Why have Pagan magical practitioners chosen the word ‘witch’ to describe themselves? It is a loaded word, heavy with history and with negative connotations. We could describe ourselves as ‘good witches’, white witches’ (for those that don’t get squicked by the inherent racist connotations) or ‘healing witches’, but it all seems like qualifying or mitigating a word that – in my opinion – didn’t need to be used in the first place. There are lots of words to describe magical practitioners – magician, pellar, wizard, cunning wo/man, druid, sage, mystic, occultist (actually, that’s not much better in terms of negative connotations), mage or magus, medicine man, priest/ess, duivelbanner, toverdokter, Hexenmeister, kloge folk, klok gumma/gubbe, curandero, saludador, benandanti, dyn hysbys, seiðr, shaman, táltos, houngan, devins-guérisseurs, leveurs de sorts… – some of them are inappropriate for the intended purpose and others shouldn’t be used outside of a specific tradition, admittedly, but the point is that we aren’t limited to words in current use, or English words, or even words that are real words. At some point, for some reason, we’ve chosen ‘witch’ as our go-to word to describe (almost) any Pagan magical practitioner.

It could be reasoned that ‘witch’ is any magical practitioner, and certainly that fits with the etymology of the word, but in CF&FS, Wilby shows that a distinction was made between cunning folk, who use their spirit familiars largely for beneficial purposes, and witches, who use their spirit familiars largely for malevolent purposes. That’s a distinction drawn by the witches’ peers, not the academics and authorities, and even that definition was based on the way the familiar relationship was utilised most of the time. Some witches healed and some cunning folk cursed, but in terms of encountering or acquiring these spirits, in the descriptions, behaviour, demeanour and demands of the familiars there are profound similarities.

‘Witch’ has been used to describe bad people for a long time, and the archetype is entrenched in our mythological and cultural history. While it isn’t be impossible to reclaim or redefine a word, it’s going to take a long time and a lot of effort to do it with a word still in common parlance.

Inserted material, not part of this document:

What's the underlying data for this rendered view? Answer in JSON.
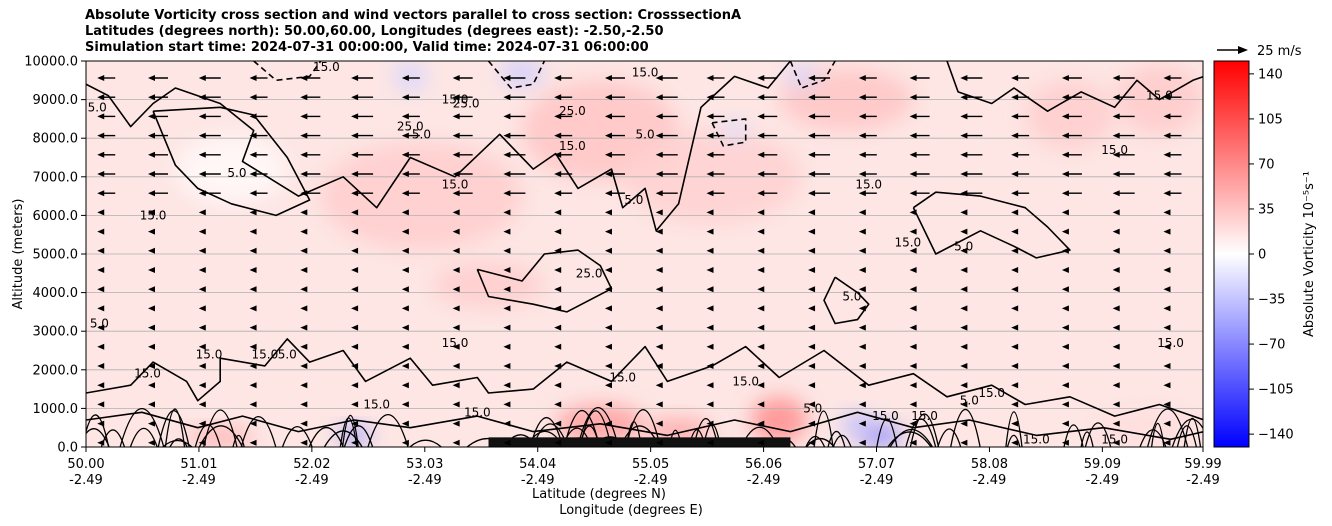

Which is which I find it curious that strident voices are being raised every time the word ‘witch’ is mentioned in a negative context. It’s a negative word. If Pagans don’t want to be confused with people who curse their neighbours over a perceived slight and worshipped devils (as the authorities saw it), they shouldn’t call themselves the same thing! The men and women who were killed during the witch trials era were not Pagans (they certainly weren’t Wiccans), they were Christians with lingering pre-Christian beliefs, and they were tried and punished for (in most cases) doing nasty things to other people using magic.

I’m not the boss of anyone’s pants but my own; I’m not trying to make anyone change what they define themselves as, but I’ve given it some thought, and I am not comfortable with calling myself a witch. I won’t do it, I won’t let other people do it and I won’t support them if they get a bee in their bonnet about people calling witches evil. If a person wants to get snippy about how they and their religious practices get represented in the media, perhaps they should try giving some considered thought to the words they use when describing them to others.

They shape their own reality with those words. If they don’t like it, change it. In the end, that’s what magic is for.